ARPA-E REMOTE Q10 report
Synthetic genes coding for 12 designed hydratase proteins based on 5 naturally-occuring enzymes were synthesized as linear dsDNA by Life Technologies. Constructs were cloned into expression vector pET29b(+) using Gibson assembly. Table 1 shows the progress of 12 constructs. Sequence verification for 10 constructs is in progress, and 2 constructs are currently sequence verified.
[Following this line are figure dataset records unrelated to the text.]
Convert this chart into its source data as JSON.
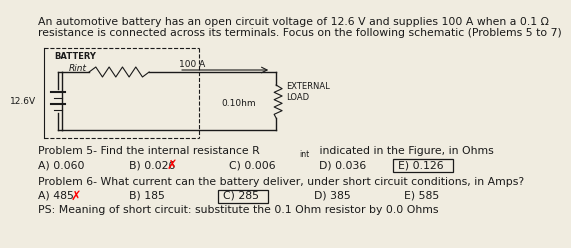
{
  "bg_color": "#f0ece0",
  "text_color": "#1a1a1a",
  "title_line1": "An automotive battery has an open circuit voltage of 12.6 V and supplies 100 A when a 0.1 Ω",
  "title_line2": "resistance is connected across its terminals. Focus on the following schematic (Problems 5 to 7)",
  "p5_label": "Problem 5- Find the internal resistance R",
  "p5_sub": "int",
  "p5_rest": " indicated in the Figure, in Ohms",
  "p5_a": "A) 0.060",
  "p5_b": "B) 0.026",
  "p5_c": "C) 0.006",
  "p5_d": "D) 0.036",
  "p5_e": "E) 0.126",
  "p6_label": "Problem 6- What current can the battery deliver, under short circuit conditions, in Amps?",
  "p6_a": "A) 485",
  "p6_b": "B) 185",
  "p6_c": "C) 285",
  "p6_d": "D) 385",
  "p6_e": "E) 585",
  "ps_text": "PS: Meaning of short circuit: substitute the 0.1 Ohm resistor by 0.0 Ohms",
  "font_size": 7.8,
  "small_font": 6.5
}
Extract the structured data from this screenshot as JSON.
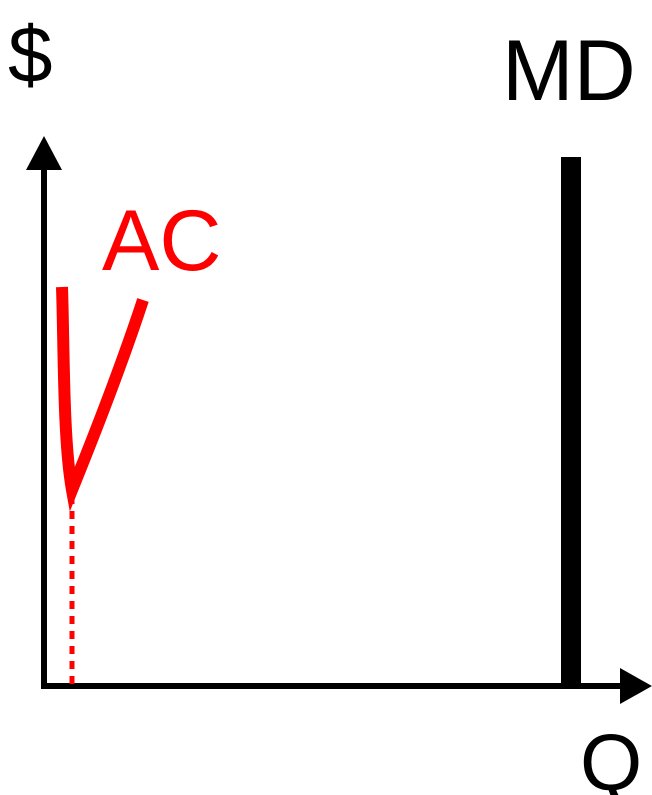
{
  "diagram": {
    "y_axis_label": "$",
    "x_axis_label": "Q",
    "demand_label": "MD",
    "cost_label": "AC"
  },
  "colors": {
    "axes": "#000000",
    "demand_curve": "#000000",
    "cost_curve": "#ff0000",
    "background": "#ffffff"
  }
}
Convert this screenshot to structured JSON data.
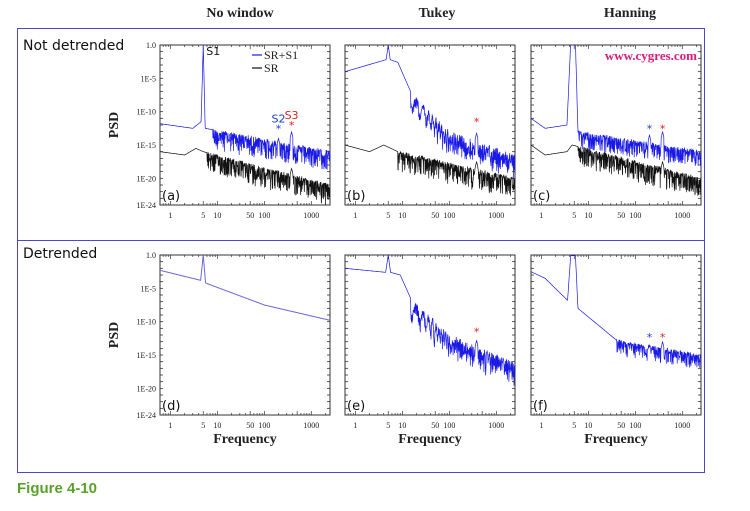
{
  "figure": {
    "column_titles": [
      "No window",
      "Tukey",
      "Hanning"
    ],
    "row_labels": [
      "Not detrended",
      "Detrended"
    ],
    "caption": "Figure 4-10",
    "watermark": "www.cygres.com",
    "colors": {
      "frame": "#4a4ac8",
      "signal": "#1a1ae6",
      "signal_smooth": "#6a6ad8",
      "noise": "#111111",
      "marker_s2": "#1a3fc8",
      "marker_s3": "#e02020",
      "caption": "#5aa02c",
      "watermark": "#d81b7a"
    }
  },
  "chart_data": [
    {
      "id": "a",
      "panel_label": "(a)",
      "row": 0,
      "col": 0,
      "type": "line",
      "title": "No window / Not detrended",
      "xlabel": "",
      "ylabel": "PSD",
      "xscale": "log",
      "yscale": "log",
      "xlim": [
        0.6,
        2500
      ],
      "ylim": [
        1e-24,
        1.0
      ],
      "xticks": [
        {
          "v": 1,
          "label": "1"
        },
        {
          "v": 5,
          "label": "5"
        },
        {
          "v": 10,
          "label": "10"
        },
        {
          "v": 50,
          "label": "50"
        },
        {
          "v": 100,
          "label": "100"
        },
        {
          "v": 1000,
          "label": "1000"
        }
      ],
      "yticks": [
        {
          "v": 0,
          "label": "1.0"
        },
        {
          "v": -5,
          "label": "1E-5"
        },
        {
          "v": -10,
          "label": "1E-10"
        },
        {
          "v": -15,
          "label": "1E-15"
        },
        {
          "v": -20,
          "label": "1E-20"
        },
        {
          "v": -24,
          "label": "1E-24"
        }
      ],
      "legend": {
        "entries": [
          "SR+S1",
          "SR"
        ],
        "placement": "top-right"
      },
      "annotations": [
        {
          "text": "S1",
          "x": 5,
          "y_log": 0
        },
        {
          "text": "S2",
          "x": 200,
          "y_log": -12.5,
          "marker": "*",
          "color": "marker_s2"
        },
        {
          "text": "S3",
          "x": 380,
          "y_log": -12,
          "marker": "*",
          "color": "marker_s3"
        }
      ],
      "series": [
        {
          "name": "SR+S1",
          "style": "noisy",
          "color": "signal",
          "base": [
            [
              0.6,
              -11.8
            ],
            [
              3,
              -12.5
            ],
            [
              4.5,
              -11.5
            ],
            [
              5,
              0
            ],
            [
              5.5,
              -12.5
            ],
            [
              2500,
              -16
            ]
          ],
          "noise_amp": 3,
          "noise_start": 8,
          "peaks": [
            [
              200,
              -14
            ],
            [
              380,
              -13
            ]
          ]
        },
        {
          "name": "SR",
          "style": "noisy",
          "color": "noise",
          "base": [
            [
              0.6,
              -16
            ],
            [
              2,
              -16.5
            ],
            [
              3.5,
              -15.5
            ],
            [
              5,
              -16
            ],
            [
              2500,
              -21
            ]
          ],
          "noise_amp": 3,
          "noise_start": 6,
          "peaks": [
            [
              380,
              -18.5
            ]
          ]
        }
      ]
    },
    {
      "id": "b",
      "panel_label": "(b)",
      "row": 0,
      "col": 1,
      "type": "line",
      "title": "Tukey / Not detrended",
      "xlabel": "",
      "ylabel": "",
      "xscale": "log",
      "yscale": "log",
      "xlim": [
        0.6,
        2500
      ],
      "ylim": [
        1e-24,
        1.0
      ],
      "xticks": [
        {
          "v": 1,
          "label": "1"
        },
        {
          "v": 5,
          "label": "5"
        },
        {
          "v": 10,
          "label": "10"
        },
        {
          "v": 50,
          "label": "50"
        },
        {
          "v": 100,
          "label": "100"
        },
        {
          "v": 1000,
          "label": "1000"
        }
      ],
      "annotations": [
        {
          "text": "",
          "x": 380,
          "y_log": -11.5,
          "marker": "*",
          "color": "marker_s3"
        }
      ],
      "series": [
        {
          "name": "SR+S1",
          "style": "lobes",
          "color": "signal",
          "base": [
            [
              0.6,
              -4
            ],
            [
              4.5,
              -2.2
            ],
            [
              5,
              0
            ],
            [
              5.5,
              -2.2
            ],
            [
              8,
              -2.6
            ],
            [
              15,
              -7
            ],
            [
              100,
              -13
            ],
            [
              380,
              -14.5
            ],
            [
              2500,
              -16.5
            ]
          ],
          "noise_amp": 2.5,
          "noise_start": 15,
          "peaks": [
            [
              380,
              -13.2
            ]
          ]
        },
        {
          "name": "SR",
          "style": "noisy",
          "color": "noise",
          "base": [
            [
              0.6,
              -15
            ],
            [
              2,
              -16
            ],
            [
              4,
              -15
            ],
            [
              8,
              -16
            ],
            [
              2500,
              -20
            ]
          ],
          "noise_amp": 3,
          "noise_start": 8,
          "peaks": [
            [
              380,
              -17.5
            ]
          ]
        }
      ]
    },
    {
      "id": "c",
      "panel_label": "(c)",
      "row": 0,
      "col": 2,
      "type": "line",
      "title": "Hanning / Not detrended",
      "xlabel": "",
      "ylabel": "",
      "xscale": "log",
      "yscale": "log",
      "xlim": [
        0.6,
        2500
      ],
      "ylim": [
        1e-24,
        1.0
      ],
      "xticks": [
        {
          "v": 1,
          "label": "1"
        },
        {
          "v": 5,
          "label": "5"
        },
        {
          "v": 10,
          "label": "10"
        },
        {
          "v": 50,
          "label": "50"
        },
        {
          "v": 100,
          "label": "100"
        },
        {
          "v": 1000,
          "label": "1000"
        }
      ],
      "annotations": [
        {
          "text": "",
          "x": 200,
          "y_log": -12.5,
          "marker": "*",
          "color": "marker_s2"
        },
        {
          "text": "",
          "x": 380,
          "y_log": -12.5,
          "marker": "*",
          "color": "marker_s3"
        }
      ],
      "series": [
        {
          "name": "SR+S1",
          "style": "noisy",
          "color": "signal",
          "base": [
            [
              0.6,
              -11
            ],
            [
              1.2,
              -12.5
            ],
            [
              3.5,
              -12
            ],
            [
              4.2,
              0.3
            ],
            [
              5.3,
              0.3
            ],
            [
              6,
              -13
            ],
            [
              2500,
              -16
            ]
          ],
          "noise_amp": 2.5,
          "noise_start": 6,
          "peaks": [
            [
              200,
              -13.5
            ],
            [
              380,
              -13
            ]
          ]
        },
        {
          "name": "SR",
          "style": "noisy",
          "color": "noise",
          "base": [
            [
              0.6,
              -15
            ],
            [
              1.2,
              -16.5
            ],
            [
              3.5,
              -16
            ],
            [
              4.5,
              -15
            ],
            [
              2500,
              -20
            ]
          ],
          "noise_amp": 3,
          "noise_start": 6,
          "peaks": [
            [
              380,
              -17.5
            ]
          ]
        }
      ]
    },
    {
      "id": "d",
      "panel_label": "(d)",
      "row": 1,
      "col": 0,
      "type": "line",
      "title": "No window / Detrended",
      "xlabel": "Frequency",
      "ylabel": "PSD",
      "xscale": "log",
      "yscale": "log",
      "xlim": [
        0.6,
        2500
      ],
      "ylim": [
        1e-24,
        1.0
      ],
      "xticks": [
        {
          "v": 1,
          "label": "1"
        },
        {
          "v": 5,
          "label": "5"
        },
        {
          "v": 10,
          "label": "10"
        },
        {
          "v": 50,
          "label": "50"
        },
        {
          "v": 100,
          "label": "100"
        },
        {
          "v": 1000,
          "label": "1000"
        }
      ],
      "yticks": [
        {
          "v": 0,
          "label": "1.0"
        },
        {
          "v": -5,
          "label": "1E-5"
        },
        {
          "v": -10,
          "label": "1E-10"
        },
        {
          "v": -15,
          "label": "1E-15"
        },
        {
          "v": -20,
          "label": "1E-20"
        },
        {
          "v": -24,
          "label": "1E-24"
        }
      ],
      "series": [
        {
          "name": "SR+S1",
          "style": "smooth",
          "color": "signal_smooth",
          "base": [
            [
              0.6,
              -2.3
            ],
            [
              4.4,
              -3.8
            ],
            [
              5,
              0
            ],
            [
              5.6,
              -4.2
            ],
            [
              100,
              -7.5
            ],
            [
              2500,
              -9.8
            ]
          ]
        }
      ]
    },
    {
      "id": "e",
      "panel_label": "(e)",
      "row": 1,
      "col": 1,
      "type": "line",
      "title": "Tukey / Detrended",
      "xlabel": "Frequency",
      "ylabel": "",
      "xscale": "log",
      "yscale": "log",
      "xlim": [
        0.6,
        2500
      ],
      "ylim": [
        1e-24,
        1.0
      ],
      "xticks": [
        {
          "v": 1,
          "label": "1"
        },
        {
          "v": 5,
          "label": "5"
        },
        {
          "v": 10,
          "label": "10"
        },
        {
          "v": 50,
          "label": "50"
        },
        {
          "v": 100,
          "label": "100"
        },
        {
          "v": 1000,
          "label": "1000"
        }
      ],
      "annotations": [
        {
          "text": "",
          "x": 380,
          "y_log": -11.5,
          "marker": "*",
          "color": "marker_s3"
        }
      ],
      "series": [
        {
          "name": "SR+S1",
          "style": "lobes",
          "color": "signal",
          "base": [
            [
              0.6,
              -2
            ],
            [
              4.4,
              -2.6
            ],
            [
              5,
              0
            ],
            [
              5.6,
              -2.6
            ],
            [
              9,
              -3
            ],
            [
              15,
              -6.5
            ],
            [
              100,
              -12
            ],
            [
              380,
              -13.8
            ],
            [
              2500,
              -16
            ]
          ],
          "noise_amp": 2.5,
          "noise_start": 15,
          "peaks": [
            [
              380,
              -12.8
            ]
          ]
        }
      ]
    },
    {
      "id": "f",
      "panel_label": "(f)",
      "row": 1,
      "col": 2,
      "type": "line",
      "title": "Hanning / Detrended",
      "xlabel": "Frequency",
      "ylabel": "",
      "xscale": "log",
      "yscale": "log",
      "xlim": [
        0.6,
        2500
      ],
      "ylim": [
        1e-24,
        1.0
      ],
      "xticks": [
        {
          "v": 1,
          "label": "1"
        },
        {
          "v": 5,
          "label": "5"
        },
        {
          "v": 10,
          "label": "10"
        },
        {
          "v": 50,
          "label": "50"
        },
        {
          "v": 100,
          "label": "100"
        },
        {
          "v": 1000,
          "label": "1000"
        }
      ],
      "annotations": [
        {
          "text": "",
          "x": 200,
          "y_log": -12.3,
          "marker": "*",
          "color": "marker_s2"
        },
        {
          "text": "",
          "x": 380,
          "y_log": -12.3,
          "marker": "*",
          "color": "marker_s3"
        }
      ],
      "series": [
        {
          "name": "SR+S1",
          "style": "noisy",
          "color": "signal",
          "base": [
            [
              0.6,
              -2.5
            ],
            [
              1.2,
              -3.5
            ],
            [
              3.6,
              -6.8
            ],
            [
              4.2,
              -0.1
            ],
            [
              5.3,
              -0.1
            ],
            [
              6,
              -8
            ],
            [
              40,
              -12.8
            ],
            [
              2500,
              -15
            ]
          ],
          "noise_amp": 2.2,
          "noise_start": 40,
          "peaks": [
            [
              200,
              -13.5
            ],
            [
              380,
              -13
            ]
          ]
        }
      ]
    }
  ]
}
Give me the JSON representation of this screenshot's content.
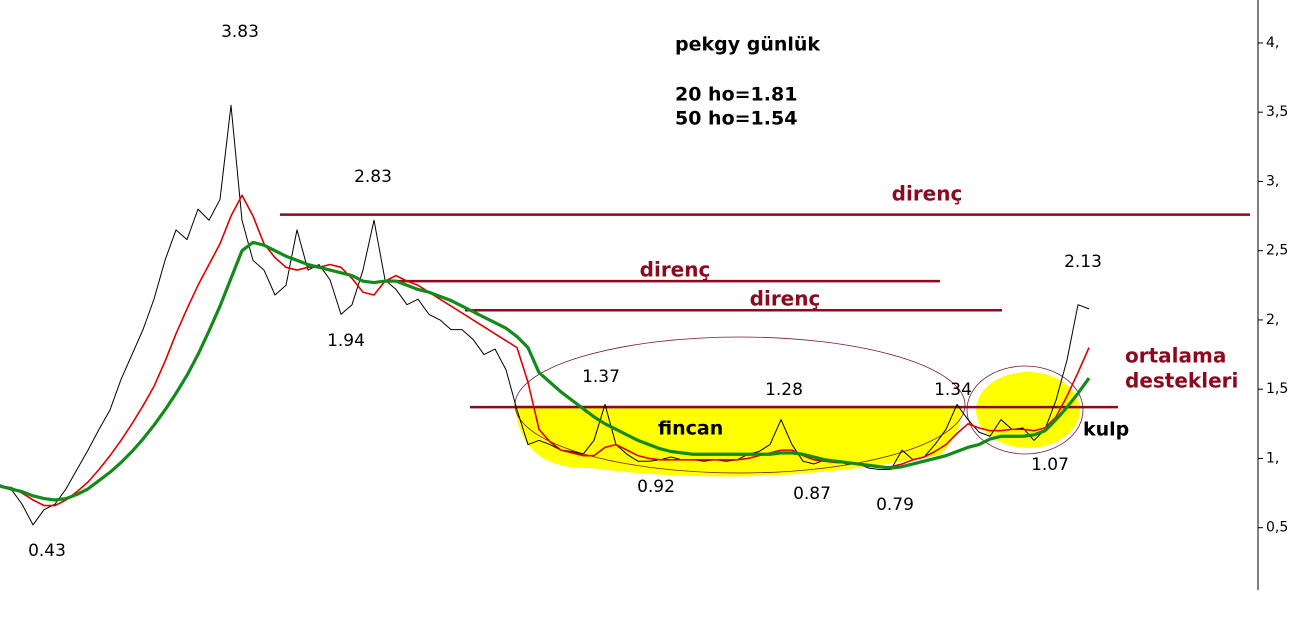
{
  "chart_data": {
    "type": "line",
    "title": "pekgy günlük",
    "moving_average_labels": [
      "20 ho=1.81",
      "50 ho=1.54"
    ],
    "ylim": [
      0.05,
      4.31
    ],
    "yticks": [
      {
        "value": 4,
        "label": "4,"
      },
      {
        "value": 3.5,
        "label": "3,5"
      },
      {
        "value": 3,
        "label": "3,"
      },
      {
        "value": 2.5,
        "label": "2,5"
      },
      {
        "value": 2,
        "label": "2,"
      },
      {
        "value": 1.5,
        "label": "1,5"
      },
      {
        "value": 1,
        "label": "1,"
      },
      {
        "value": 0.5,
        "label": "0,5"
      }
    ],
    "series": [
      {
        "color": "#000000",
        "values": [
          0.81,
          0.78,
          0.67,
          0.52,
          0.63,
          0.67,
          0.78,
          0.92,
          1.06,
          1.21,
          1.35,
          1.57,
          1.75,
          1.93,
          2.15,
          2.43,
          2.65,
          2.58,
          2.8,
          2.72,
          2.87,
          3.55,
          2.72,
          2.43,
          2.36,
          2.18,
          2.25,
          2.65,
          2.36,
          2.4,
          2.29,
          2.04,
          2.11,
          2.36,
          2.72,
          2.29,
          2.22,
          2.11,
          2.15,
          2.04,
          2.0,
          1.93,
          1.93,
          1.86,
          1.75,
          1.79,
          1.64,
          1.35,
          1.1,
          1.13,
          1.1,
          1.06,
          1.05,
          1.03,
          1.13,
          1.39,
          1.1,
          1.03,
          0.98,
          0.98,
          0.99,
          1.01,
          0.99,
          0.99,
          0.98,
          0.99,
          0.98,
          0.99,
          1.03,
          1.05,
          1.1,
          1.28,
          1.1,
          0.98,
          0.96,
          0.99,
          0.98,
          0.96,
          0.96,
          0.93,
          0.92,
          0.92,
          1.06,
          0.99,
          1.01,
          1.1,
          1.21,
          1.39,
          1.28,
          1.19,
          1.16,
          1.28,
          1.21,
          1.22,
          1.13,
          1.21,
          1.42,
          1.71,
          2.11,
          2.08
        ]
      },
      {
        "color": "#e00000",
        "values": [
          0.8,
          0.79,
          0.75,
          0.7,
          0.66,
          0.66,
          0.7,
          0.76,
          0.83,
          0.92,
          1.02,
          1.13,
          1.25,
          1.38,
          1.52,
          1.7,
          1.9,
          2.08,
          2.25,
          2.4,
          2.55,
          2.75,
          2.9,
          2.75,
          2.55,
          2.45,
          2.38,
          2.36,
          2.38,
          2.38,
          2.4,
          2.38,
          2.3,
          2.2,
          2.18,
          2.28,
          2.32,
          2.28,
          2.25,
          2.2,
          2.15,
          2.1,
          2.05,
          2.0,
          1.95,
          1.9,
          1.85,
          1.8,
          1.55,
          1.21,
          1.12,
          1.06,
          1.04,
          1.02,
          1.02,
          1.08,
          1.1,
          1.06,
          1.02,
          1.0,
          0.99,
          0.99,
          0.99,
          0.99,
          0.99,
          0.99,
          0.99,
          0.99,
          1.0,
          1.02,
          1.04,
          1.06,
          1.06,
          1.02,
          0.99,
          0.98,
          0.97,
          0.97,
          0.96,
          0.95,
          0.94,
          0.94,
          0.96,
          0.99,
          1.01,
          1.05,
          1.1,
          1.18,
          1.25,
          1.22,
          1.2,
          1.2,
          1.21,
          1.21,
          1.2,
          1.22,
          1.3,
          1.45,
          1.62,
          1.8
        ]
      },
      {
        "color": "#138a1a",
        "values": [
          0.8,
          0.78,
          0.76,
          0.73,
          0.71,
          0.7,
          0.71,
          0.74,
          0.78,
          0.84,
          0.9,
          0.97,
          1.05,
          1.14,
          1.24,
          1.35,
          1.47,
          1.6,
          1.75,
          1.92,
          2.1,
          2.3,
          2.5,
          2.56,
          2.54,
          2.5,
          2.46,
          2.43,
          2.4,
          2.38,
          2.36,
          2.34,
          2.32,
          2.28,
          2.27,
          2.28,
          2.28,
          2.25,
          2.22,
          2.2,
          2.17,
          2.14,
          2.1,
          2.06,
          2.02,
          1.98,
          1.94,
          1.88,
          1.8,
          1.62,
          1.55,
          1.48,
          1.42,
          1.36,
          1.3,
          1.25,
          1.21,
          1.17,
          1.13,
          1.1,
          1.07,
          1.05,
          1.04,
          1.03,
          1.03,
          1.03,
          1.03,
          1.03,
          1.03,
          1.03,
          1.03,
          1.04,
          1.04,
          1.03,
          1.01,
          0.99,
          0.98,
          0.97,
          0.96,
          0.95,
          0.94,
          0.93,
          0.94,
          0.96,
          0.98,
          1.0,
          1.02,
          1.05,
          1.08,
          1.1,
          1.14,
          1.16,
          1.16,
          1.16,
          1.17,
          1.2,
          1.28,
          1.37,
          1.47,
          1.58
        ]
      }
    ],
    "resistance_lines": [
      {
        "value": 2.76,
        "label": "direnç"
      },
      {
        "value": 2.28,
        "label": "direnç"
      },
      {
        "value": 2.07,
        "label": "direnç"
      },
      {
        "value": 1.37
      }
    ],
    "price_labels": [
      "3.83",
      "2.83",
      "1.94",
      "0.43",
      "1.37",
      "1.28",
      "1.34",
      "0.92",
      "0.87",
      "0.79",
      "1.07",
      "2.13"
    ],
    "pattern_labels": [
      "fincan",
      "kulp"
    ],
    "support_label": [
      "ortalama",
      "destekleri"
    ]
  }
}
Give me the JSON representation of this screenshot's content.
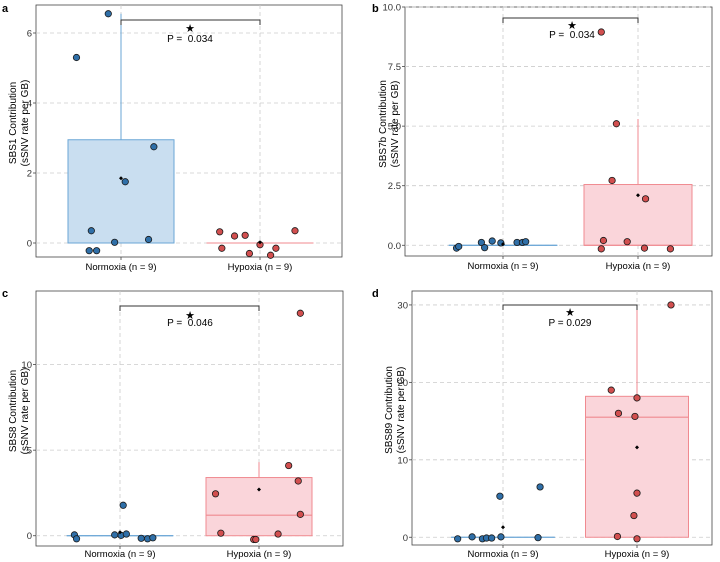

For small-scale expression experiments, 2 sequence-verified constructs were transformed into Escherichia coli BLR, and single colonies were used to inoculate 25 mL of Terrific Broth in 50 mL Falcon tubes. In parallel, cells were grown in 25 mL cultures in 250 mL flasks. No difference in pellet weights or soluble protein expression as assessed by SDS-PAGE was observed (data not shown) between these two growth methods.
Currently, we are testing the expression of these proteins in large-scale 500 mL cultures to see if higher yields can be obtained. We expect to have small- and large-scale expression data for each of these 12 proteins in the next quarterly report.
|Construct name||Protein yield (mg/mL)||Status|
|1bvv_A||0||Small-scale testing complete|
|1ukb_C||0.1||Small-scale testing complete|
Assay development was conducted with samples containing 1 mM 2-allylphenol (Sigma) in DMSO (Sigma) prepared fresh on the same day as GC-FID detection.
An Agilent 7820A gas chromatograph fitted with HP-5 column with the following settings was chosen: FID temp=250C, inlet temp=250C, injection volume=2µL, mode=50:1 split. A limit of detection of 1 µM 2-allylphenol in DMSO was determined by determining the FID response to 6 concentrations of 2-allylphenol: 1 mM, 100 µM, 10 µM, 1 µM, 100 nM, and 0 (DMSO only). All standard curve experiments were performed in triplicate.
Vials containing 500 µL of a solution of 50 mM HEPES buffer, 150 mM NaCl, 2% DMSO, and range of concentrations of 2-allylphenol (1 mM, 500 µM, 250 µM, 125 µM, 0) at pH 7.50 were extracted with 500 µL DMSO, vortexed for 1 sec, and centrifuged for 5 min at 4,700 RPM. An Agilent autosampler was used to inject 2 µL for each run.
The above protocols were used to assess the enzyme activity of 2 constructs, 1bvvA and 1ukbC. Biological duplicates were produced in 25 mL cultures, and proteins purified via immobilized metal ion chromatography using cobalt resin (Thermo HisPur).
A 500 µL solution of purified enzyme that had undergone buffer exchange at ~0.05 mg/mL was spiked with 10 µL of a 1 M solution of 1 M 2-allylphenol in DMSO, resulting in a ~500 µL enzyme reaction containing ~0.05 mg/mL purified enzyme, 50 mM HEPES, 150 mM sodium chloride, trace imidazole, 1% DMSO, and 1 mM 2-allylphenol. Reactions were prepared in glass vials (Fisher) with Teflon-coated septa (Fisher) and incubated at 18 C for 24 hours with gentle rocking.